I've been looking around at formulae for determinants (using them for tensor densities) and I just want to clarify that the expression below is correct (i.e. formulae are correct):
$$|M| = \sum^n_{a_1,a_2, \ldots ,a_n = 1} \epsilon_{a_1a_2 \ldots a_n} M_{1a_1}M_{2a_2} \ldots M_{na_n} = \sum^n_{a_1,a_2, \ldots ,a_n = 1} \epsilon_{a_1a_2 \ldots a_n} M_{a_11}M_{a_22} \ldots M_{a_nn}$$
The reason I ask is that the second formulae lends itself to Einstein notation:
$$|M| = \epsilon_{a_1a_2 \ldots a_n} M^{a_1}{}_1M^{a_2}{}_2 \ldots M^{a_n}{}_n$$

As an aside question, is this correct in the sense that there are unmatched indices on each side of the equation?

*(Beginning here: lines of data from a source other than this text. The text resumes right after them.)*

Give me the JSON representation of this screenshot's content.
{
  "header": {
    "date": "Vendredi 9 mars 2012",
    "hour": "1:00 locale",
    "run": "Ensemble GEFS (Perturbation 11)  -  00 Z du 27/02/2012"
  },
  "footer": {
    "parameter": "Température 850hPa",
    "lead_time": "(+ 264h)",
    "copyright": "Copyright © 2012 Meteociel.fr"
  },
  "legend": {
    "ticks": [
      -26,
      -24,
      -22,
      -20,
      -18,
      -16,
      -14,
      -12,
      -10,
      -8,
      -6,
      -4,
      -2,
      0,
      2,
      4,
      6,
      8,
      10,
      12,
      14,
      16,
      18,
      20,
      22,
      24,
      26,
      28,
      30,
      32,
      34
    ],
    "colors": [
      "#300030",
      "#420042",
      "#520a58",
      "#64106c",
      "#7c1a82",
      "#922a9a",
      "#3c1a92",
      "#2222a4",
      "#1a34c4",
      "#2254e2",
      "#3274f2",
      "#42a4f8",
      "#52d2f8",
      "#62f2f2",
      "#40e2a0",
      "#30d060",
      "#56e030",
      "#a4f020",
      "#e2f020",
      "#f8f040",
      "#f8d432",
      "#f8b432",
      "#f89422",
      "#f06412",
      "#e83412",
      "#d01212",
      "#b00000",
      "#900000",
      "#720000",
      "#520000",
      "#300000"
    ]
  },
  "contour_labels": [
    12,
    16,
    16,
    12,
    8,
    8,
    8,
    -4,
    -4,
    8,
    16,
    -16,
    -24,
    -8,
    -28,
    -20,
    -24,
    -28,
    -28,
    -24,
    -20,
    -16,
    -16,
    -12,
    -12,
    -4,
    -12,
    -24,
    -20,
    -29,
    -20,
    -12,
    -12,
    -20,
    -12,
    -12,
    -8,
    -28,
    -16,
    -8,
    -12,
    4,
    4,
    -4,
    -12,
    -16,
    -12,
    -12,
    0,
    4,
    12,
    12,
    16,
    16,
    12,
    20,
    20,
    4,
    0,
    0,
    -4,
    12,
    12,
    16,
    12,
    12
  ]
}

I have found the following formula which seems to correct this:
$$\epsilon_{b_1b_2 \ldots b_n}|M| = \epsilon_{a_1a_2 \ldots a_n} M^{a_1}{}_{b_1}M^{a_2}{}_{b_2} \ldots M^{a_n}{}_{b_n}$$
I think they are both correct...?

Cheers

2. Jul 10, 2012

Ben Niehoff

Try

$$|M| = \frac{1}{n!} \varepsilon^{b_1 \ldots b_n} \varepsilon_{a_1 \ldots a_n} M^{a_1}{}_{b_1} \ldots M^{a_n}{}_{b_n}$$

3. Jul 10, 2012

ianhoolihan

OK, that's good. Putting $\epsilon_{b_1 \ldots b_n}$ on both sides gives my final formula.

Also, according to http://en.wikipedia.org/wiki/Levi-Civita_symbol#Determinants does this not imply that my second formula is equivalent to yours?